Im Gespräch mit der «Tagesschau» äussert sich die ehemalige Aussenministerin zu den Schwierigkeiten während der laufenden Verhandlungen mit der EU über die Steuerung der Migration, wie es die Schweizer Stimmbevölkerung entschieden hat.
SRF News: Micheline Calmy-Rey, wo sehen sie den grösste Knackpunkt bei diesen Verhandlungen?
Micheline Calmy-Rey: Das Dilemma für die Schweiz ist, festzustellen, welchen politischen Preis das Land zu zahlen bereit ist, um weiterhin freien Zugang zum europäischen Binnenmarkt zu erhalten und die bilateralen Verträge zu retten.
Könnte denn dieser «Inländervorrang light» eine Grundlage sein für eine mögliche Lösung mit Brüssel?
Diese Lösung hat einige Vorteile: Erstens weil sie das Freizügigkeitsabkommen nicht verletzt und vor allem, weil es der Schweiz Zeit gibt. Und zudem können wir die Frage nach der Personenfreizügigkeit abkoppeln von der Frage eines institutionellen Rahmenabkommens mit der EU.
Ist diese sehr milde Umsetzung ohne Kontingente und ohne Höchstzahlen bei der Zuwanderung verfassungsrechtlich nicht ein Problem?
Wir müssen wissen, welcher Konsens bei der parlamentarischen Beratung im Nationalrat und im Ständerat herauskommt. Hier stellt sich die Frage, ob die bilateralen Verträge mit der EU und oder die Vereinbarkeit mit der Bundesverfassung bevorzugt werden sollen.
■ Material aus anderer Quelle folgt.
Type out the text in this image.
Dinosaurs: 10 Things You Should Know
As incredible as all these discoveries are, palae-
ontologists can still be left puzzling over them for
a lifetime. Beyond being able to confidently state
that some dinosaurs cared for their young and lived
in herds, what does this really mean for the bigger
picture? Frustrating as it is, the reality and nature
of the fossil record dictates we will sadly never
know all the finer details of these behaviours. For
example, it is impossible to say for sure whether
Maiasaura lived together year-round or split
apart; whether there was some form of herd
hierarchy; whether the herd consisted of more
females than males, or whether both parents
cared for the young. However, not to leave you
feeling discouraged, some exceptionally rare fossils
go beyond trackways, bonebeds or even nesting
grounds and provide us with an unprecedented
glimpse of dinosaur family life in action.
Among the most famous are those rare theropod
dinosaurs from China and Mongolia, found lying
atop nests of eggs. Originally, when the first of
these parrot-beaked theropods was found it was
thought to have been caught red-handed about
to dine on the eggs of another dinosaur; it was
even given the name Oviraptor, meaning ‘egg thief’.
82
Das Wichtigste für die Schweiz ist, die EU nicht zu provozieren. Das heisst, keine Massnahmen zu ergreifen, die von der EU als offensichtliche Gegenposition zum freien Personenverkehr betrachtet werden könnten. Das ist wie die Quadratur des Kreises. Denn wir sind ja nicht die einzigen, die in diesem Dilemma stecken. Grossbritannien geht es genau gleich. Wir müssen mit der EU nichts überstürzen und können jetzt schauen, was mit Grossbritannien passieren wird.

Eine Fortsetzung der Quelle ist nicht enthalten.